Autre héritier des spéculations de Luca Pacioli, le célèbre
artiste allemand Albrecht Dürer, après un séjour en Italie (de 1505 à
1507), devint le chef de file septentrional de la théorie mathématique de
la "Divine Proportion" basée sur l'harmonie du macrocosme et du
microcosme. Dürer interpréta en termes géométriques subtils les
proportions du corps humain en relations avec les lois gouvernant le cosmos,
telles que ces dernières furent établies, selon lui, par celui que les
moines-constructeurs du Moyen-Age appelaient déjà "l'Architecte de
l'Univers ". Dürer considérait l'art comme une puissance, et
l'essence du pouvoir esthétique se trouvait dans les nombres et la géométrie
(la traduction française de son ouvrage intitulé De la proportion de
l'homme date de 1561).
Mais il appartint au franciscain Francesco Giorgi, de Venise, d'intégrer
pleinement à la philosophie hermético-cabalistique de la Renaissance la
tradition pythagoro-platonicienne de l'harmonie du Monde et de l'Homme. Pour
Giorgi, cette harmonie tirée de la théorie architectonique de Vitruve,
avait une signification religieuse reliée au temple de Salomon. Le
fondement de la conception du Monde de Giorgi était le nombre, car il
pensait que l'Univers était construit " par son Architecte comme un
Temple parfaitement proportionné, en conformité avec les lois inaltérables
de la géométrie cosmique ". Ses principaux ouvrages publiés furent
le De harmonia mundi (première édition en 1522) et le Problemata (1536).

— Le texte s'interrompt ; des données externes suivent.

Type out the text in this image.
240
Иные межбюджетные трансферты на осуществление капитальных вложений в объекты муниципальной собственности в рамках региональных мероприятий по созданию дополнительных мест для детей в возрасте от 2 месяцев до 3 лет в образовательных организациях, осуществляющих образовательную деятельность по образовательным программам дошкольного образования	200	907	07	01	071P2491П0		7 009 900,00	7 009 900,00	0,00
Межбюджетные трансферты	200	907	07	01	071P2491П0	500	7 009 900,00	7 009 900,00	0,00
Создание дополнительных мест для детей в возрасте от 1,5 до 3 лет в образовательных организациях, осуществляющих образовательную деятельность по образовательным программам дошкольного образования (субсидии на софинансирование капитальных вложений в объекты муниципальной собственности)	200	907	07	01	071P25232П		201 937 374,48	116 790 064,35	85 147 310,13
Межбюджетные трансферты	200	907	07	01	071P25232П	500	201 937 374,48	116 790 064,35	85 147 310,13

Avec Giorgi, l'amalgame éthico-religietix de la Renaissance prit une
nette orientation chrétienne particulièrement sensible dans la dernière
partie du De harmonia mundi.
* * *
La grande synthèse de la Magie chrétienne fut finalement réalisée
par le protestant allemand Henry Cornelius Agrippa (1486-1534).

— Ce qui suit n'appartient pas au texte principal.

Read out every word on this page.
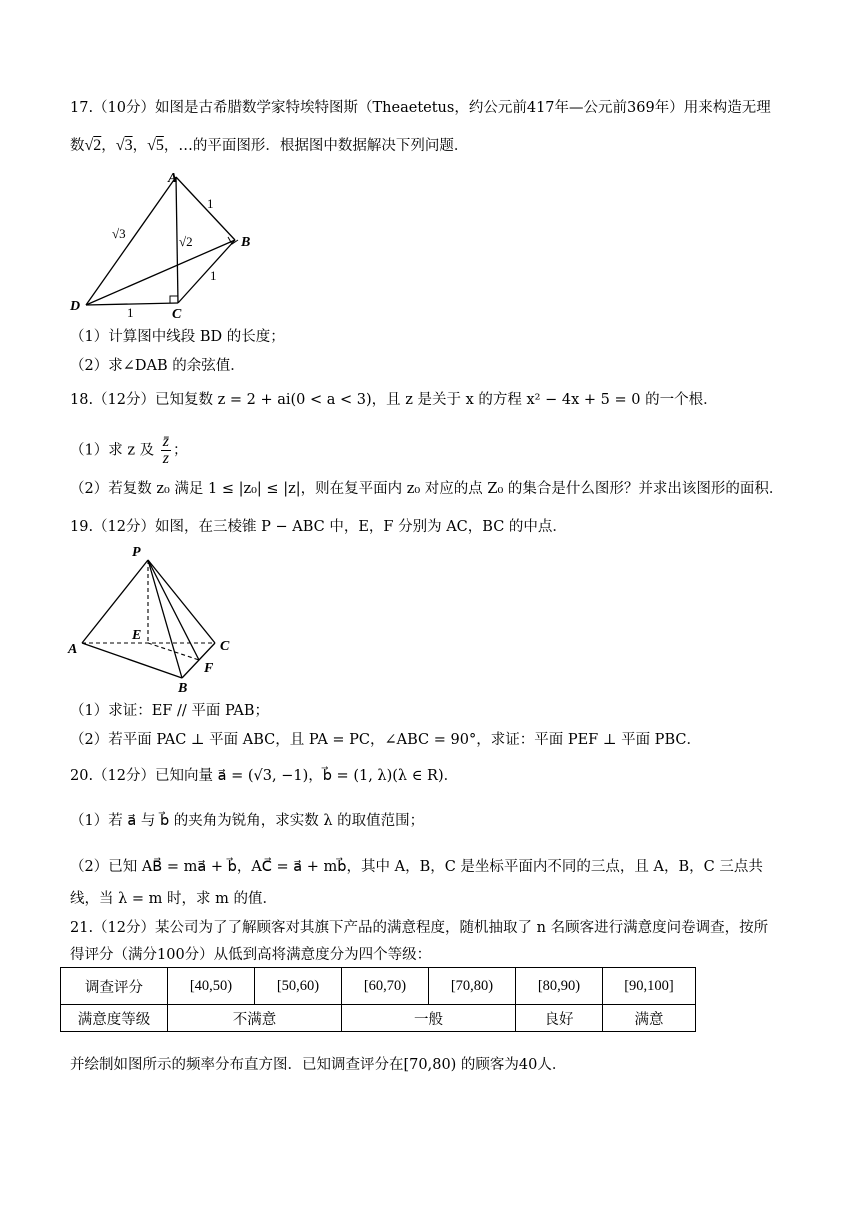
17.（10分）如图是古希腊数学家特埃特图斯（Theaetetus，约公元前417年—公元前369年）用来构造无理
数√2，√3，√5，…的平面图形．根据图中数据解决下列问题．
A
B
C
D
1
1
1
√3
√2
（1）计算图中线段 BD 的长度；
（2）求∠DAB 的余弦值．
18.（12分）已知复数 z = 2 + ai(0 < a < 3)，且 z 是关于 x 的方程 x² − 4x + 5 = 0 的一个根．
（1）求 z 及 $\frac{z̄}{z}$ ；
（2）若复数 z₀ 满足 1 ≤ |z₀| ≤ |z|，则在复平面内 z₀ 对应的点 Z₀ 的集合是什么图形？并求出该图形的面积．
19.（12分）如图，在三棱锥 P − ABC 中，E，F 分别为 AC，BC 的中点．
P
A
E
C
F
B
（1）求证：EF // 平面 PAB；
（2）若平面 PAC ⊥ 平面 ABC，且 PA = PC，∠ABC = 90°，求证：平面 PEF ⊥ 平面 PBC．
20.（12分）已知向量 a⃗ = (√3, −1)，b⃗ = (1, λ)(λ ∈ R)．
（1）若 a⃗ 与 b⃗ 的夹角为锐角，求实数 λ 的取值范围；
（2）已知 AB⃗ = ma⃗ + b⃗，AC⃗ = a⃗ + mb⃗，其中 A，B，C 是坐标平面内不同的三点，且 A，B，C 三点共
线，当 λ = m 时，求 m 的值．
21.（12分）某公司为了了解顾客对其旗下产品的满意程度，随机抽取了 n 名顾客进行满意度问卷调查，按所
得评分（满分100分）从低到高将满意度分为四个等级：
调查评分	[40,50)	[50,60)	[60,70)	[70,80)	[80,90)	[90,100]
满意度等级	不满意		一般		良好	满意
并绘制如图所示的频率分布直方图．已知调查评分在[70,80) 的顾客为40人．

La première version de son De occulta philosophie remonte à 1509 -
15 0 , mais l'ouvrage, continuellement remanié, ne fut publié qu'en 1533.

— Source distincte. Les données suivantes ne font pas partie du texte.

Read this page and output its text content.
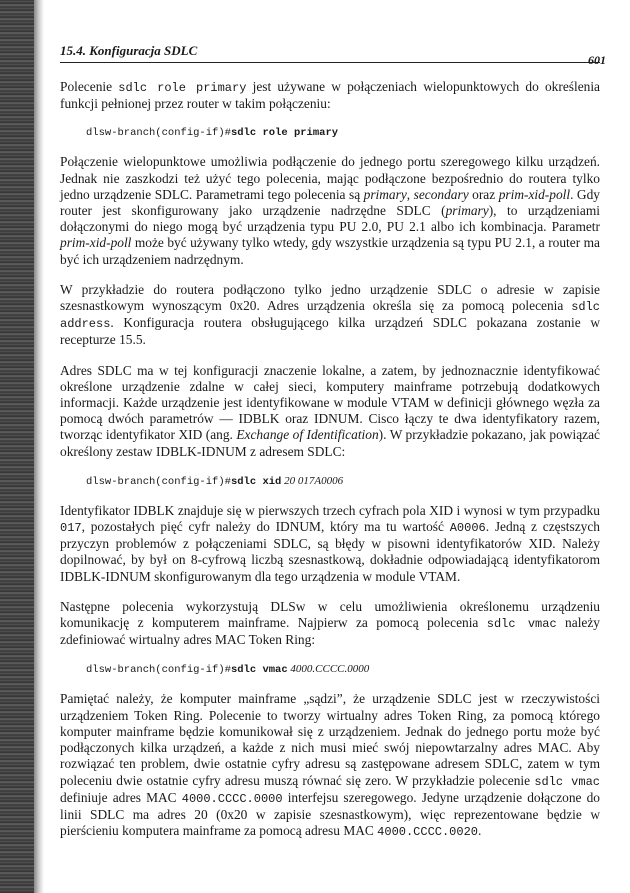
15.4. Konfiguracja SDLC
601

Polecenie sdlc role primary jest używane w połączeniach wielopunktowych do określenia funkcji pełnionej przez router w takim połączeniu:

dlsw-branch(config-if)#sdlc role primary

Połączenie wielopunktowe umożliwia podłączenie do jednego portu szeregowego kilku urządzeń. Jednak nie zaszkodzi też użyć tego polecenia, mając podłączone bezpośrednio do routera tylko jedno urządzenie SDLC. Parametrami tego polecenia są primary, secondary oraz prim-xid-poll. Gdy router jest skonfigurowany jako urządzenie nadrzędne SDLC (primary), to urządzeniami dołączonymi do niego mogą być urządzenia typu PU 2.0, PU 2.1 albo ich kombinacja. Parametr prim-xid-poll może być używany tylko wtedy, gdy wszystkie urządzenia są typu PU 2.1, a router ma być ich urządzeniem nadrzędnym.

W przykładzie do routera podłączono tylko jedno urządzenie SDLC o adresie w zapisie szesnastkowym wynoszącym 0x20. Adres urządzenia określa się za pomocą polecenia sdlc address. Konfiguracja routera obsługującego kilka urządzeń SDLC pokazana zostanie w recepturze 15.5.

Adres SDLC ma w tej konfiguracji znaczenie lokalne, a zatem, by jednoznacznie identyfikować określone urządzenie zdalne w całej sieci, komputery mainframe potrzebują dodatkowych informacji. Każde urządzenie jest identyfikowane w module VTAM w definicji głównego węzła za pomocą dwóch parametrów — IDBLK oraz IDNUM. Cisco łączy te dwa identyfikatory razem, tworząc identyfikator XID (ang. Exchange of Identification). W przykładzie pokazano, jak powiązać określony zestaw IDBLK-IDNUM z adresem SDLC:

dlsw-branch(config-if)#sdlc xid 20 017A0006

Identyfikator IDBLK znajduje się w pierwszych trzech cyfrach pola XID i wynosi w tym przypadku 017, pozostałych pięć cyfr należy do IDNUM, który ma tu wartość A0006. Jedną z częstszych przyczyn problemów z połączeniami SDLC, są błędy w pisowni identyfikatorów XID. Należy dopilnować, by był on 8-cyfrową liczbą szesnastkową, dokładnie odpowiadającą identyfikatorom IDBLK-IDNUM skonfigurowanym dla tego urządzenia w module VTAM.

Następne polecenia wykorzystują DLSw w celu umożliwienia określonemu urządzeniu komunikację z komputerem mainframe. Najpierw za pomocą polecenia sdlc vmac należy zdefiniować wirtualny adres MAC Token Ring:

dlsw-branch(config-if)#sdlc vmac 4000.CCCC.0000

Pamiętać należy, że komputer mainframe „sądzi”, że urządzenie SDLC jest w rzeczywistości urządzeniem Token Ring. Polecenie to tworzy wirtualny adres Token Ring, za pomocą którego komputer mainframe będzie komunikował się z urządzeniem. Jednak do jednego portu może być podłączonych kilka urządzeń, a każde z nich musi mieć swój niepowtarzalny adres MAC. Aby rozwiązać ten problem, dwie ostatnie cyfry adresu są zastępowane adresem SDLC, zatem w tym poleceniu dwie ostatnie cyfry adresu muszą równać się zero. W przykładzie polecenie sdlc vmac definiuje adres MAC 4000.CCCC.0000 interfejsu szeregowego. Jedyne urządzenie dołączone do linii SDLC ma adres 20 (0x20 w zapisie szesnastkowym), więc reprezentowane będzie w pierścieniu komputera mainframe za pomocą adresu MAC 4000.CCCC.0020.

Dans les deux premiers chapitres du De occulta philosophie, Agrippa
expose les grandes lignes de sa pensée... L'Univers est divisé en trois
mondes: le monde élémentaire, le monde céleste et le monde intellectuel.
" Chacun des mondes reçoit les influences de celui placé au-dessus de
lui ; pour qu'ainsi la vertu du Créateur descende par l'intermédiaire des
anges dans le monde intellectuel, par les étoiles dans le monde céleste,
et de là, par les éléments et par toutes choses qui en sont composées,
dans le monde terrestre ".
En accord avec cette conception, l'oeuvre d'Agrippa est divisée en
trois livres. Le premier livre porte sur la magie blanche, ou magie "ficinienne"
dans le monde élémentaire ; il apprend à agencer les substances en accord
avec les attraits occultes qui existent entre elles, afin de pouvoir
effectuer les opérations de magie blanche. Le second livre traite de la
magie céleste, ou comment attirer et utiliser l'ascendant des étoiles.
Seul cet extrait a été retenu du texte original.